Fig. 4.. IL-17A induces HIF1α through epidermal IL-17RC.

(A) Intradermal injection of rmIL-17A in unwounded skin induces epidermal hyperplasia and HIF1α. Magenta, K14; yellow, HIF1α; cyan, DAPI nuclei (n = 5, N = 3). (B) Epidermal organoids cultured for 6 days at 21% O₂, ± rmIL-17A stimulation for 5 days (see experimental schematic in fig. S10C) robustly up-regulate HIF1α. Quantification of HIF1α staining normalized to controls. Red, K14; green, HIF1α; white, phalloidin F actin; blue, DAPI nuclei (n = 3, N = 3). (C) rmIL-17A induced nuclear HIF1α in WT mice but not epidermal IL-17RC–deficient (Il17rc^EKO) mice (n = 3, N = 2). Staining and color scheme are the same as in (A). (D) IL-17A–induced HIF1α in organoids is dependent on epidermal IL-17RC (n = 4, N = 2). (E) Epidermal response to rmIL-17A is accompanied by increased phosphorylation of S6 (p-S6^Ser240/244, green) (n = 3, N = 2). (F) rmIL-17A–induced p-S6^Ser240/244 (green) requires epidermal IL-17RC (n = 3, N = 2). In (E) and (F), blue, DAPI nuclei. In (A) and (C), white asterisks label autofluorescence. In (A) to (C) and (E) and (F), white dashed lines demarcate dermo-epidermal junction or organoid boundaries. Scale bars, 50 μm. For (A) to (C), two-tailed t test at a 95% confidence interval was used. For (D), two-way ANOVA multiple-comparisons test was used.

Fig. 5.. ERK/AKT signaling downstream of IL-17RC controls mTOR and HIF1α.

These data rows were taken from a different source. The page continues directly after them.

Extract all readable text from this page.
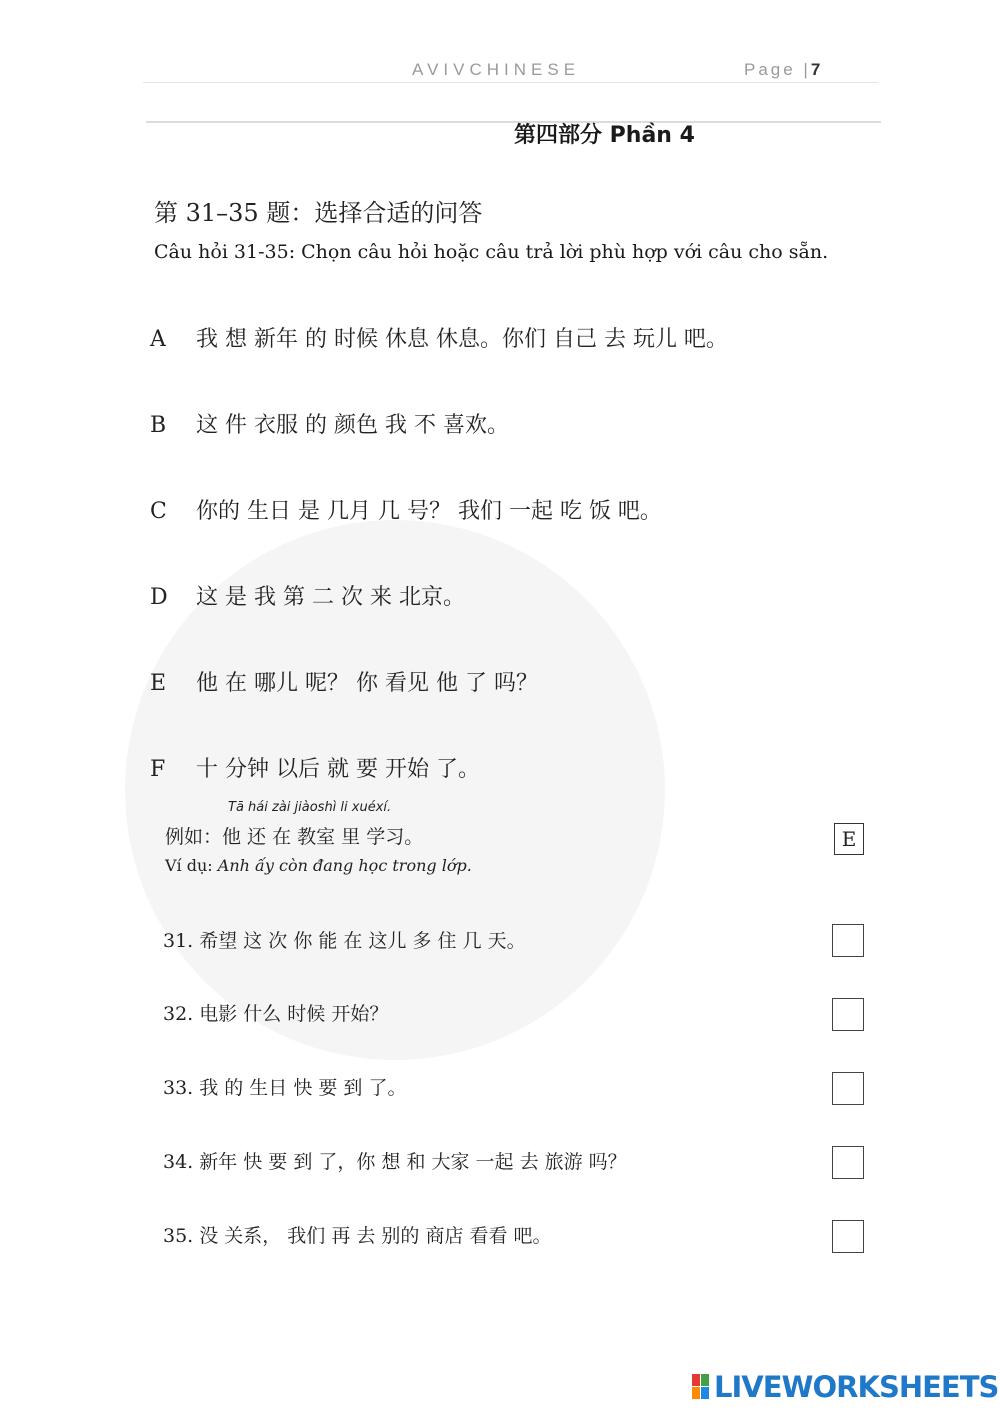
AVIVCHINESE	Page |7
第四部分 Phần 4
第 31–35 题：选择合适的问答
Câu hỏi 31-35: Chọn câu hỏi hoặc câu trả lời phù hợp với câu cho sẵn.
A 我 想 新年 的 时候 休息 休息。你们 自己 去 玩儿 吧。
B 这 件 衣服 的 颜色 我 不 喜欢。
C 你的 生日 是 几月 几 号？ 我们 一起 吃 饭 吧。
D 这 是 我 第 二 次 来 北京。
E 他 在 哪儿 呢？ 你 看见 他 了 吗？
F 十 分钟 以后 就 要 开始 了。
Tā hái zài jiàoshì li xuéxí.
例如：他 还 在 教室 里 学习。
Ví dụ: Anh ấy còn đang học trong lớp.
E
31. 希望 这 次 你 能 在 这儿 多 住 几 天。
32. 电影 什么 时候 开始？
33. 我 的 生日 快 要 到 了。
34. 新年 快 要 到 了，你 想 和 大家 一起 去 旅游 吗？
35. 没 关系， 我们 再 去 别的 商店 看看 吧。
LIVEWORKSHEETS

(A) Experimental schematic of inhibitor treatment in control and rmIL-17A–stimulated organoids. (B) rmIL-17A–treated organoids (D5) have increased pmTOR^S2448, p-S6K^T389, and p-S6^S240/244 that is diminished after 12 hours of rapamycin (Rapa) treatment. Vehicle (Veh), N = 2. (C) Rapamycin abrogates rmIL-17A–mediated HIF1α expression in normoxia (21% O₂). Quantification of HIF1α staining normalized to controls (n ≥ 5, N = 4). (D) IL-17A up-regulates Hif1a transcripts through mTOR (n = 5, N = 2). (E) Inhibiting AKT (MK-2206) and/or ERK (U0126) for 3 hours blocks rmIL-17A–induced p-S6K^T389, p-S6^S240/244, and HIF1α (N = 2). (F) IL-17A stimulates p-S6^S240/244 and HIF1α in organoids cultured under normoxic or hypoxic (2% O₂) conditions (N = 3). (G) Rapamycin abrogates IL-17A–mediated HIF1α expression in hypoxia (n = 4, N = 3). (H) Schematic of proposed mechanism illustrating that AKT and ERK activation proximal of IL-17RC induces mTOR and HIFα. Chronic hypoxia inhibits mTOR and consequently HIF1α. Significance was determined using a two-way ANOVA multiple-comparisons test. In (B), (E), (F), and (G), protein quantifications are relative to the presented internal β-actin controls.

Fig. 6.. IL-17A–HIF1α-mediated metabolic reprograming fuels re-epithelialization.

(A) ST plots of hk2, Pgk1, and Slc2a1 expression in GFP-KI (n = 3) and WT (n = 2) wounds. (B) Increased expression of glycolytic enzymes after rmIL-17A treatment (normalized to control) (n = 6, N = 4). (C) rmIL-17A stimulation results in functional enhancement of glycolysis. Representative ECAR of organoids cultured in the presence or absence of rmIL-17A. There were 22 technical replicates. (D and E) IL-17A–induced expression of glycolytic enzymes is abrogated in rapamycin-treated (D) and Hif1a^EKO (E) organoids (n ≥ 5, N = 2). (F and G) pseudocolor fire images and quantifications of glucose transporter 1 staining in D3 WT and Il17rc^EKO (n ≥ 5, N = 2) (F) and WT and Hif1a^EKO (n ≥ 4, N = 2) (G) migrating tongue. Scale bars, 100 μm. (H) Inhibition of HIF1α (BAY872243) and glycolysis (2-DG) impairs the migration of primary human keratinocytes in the presence and absence of rhIL-17A. Yellow dashed line marks scratch wound edges. Scratched areas were quantified as a percentage relative to the start area at 0 hours (n = 5, N = 3). Scale bars, 500 μm. In (B), (C), (F), and (G), two-tailed t test at a 95% confidence interval was used. In (D) and (E), two-way ANOVA multiple-comparisons test was used. In (H), one-way ANOVA was used.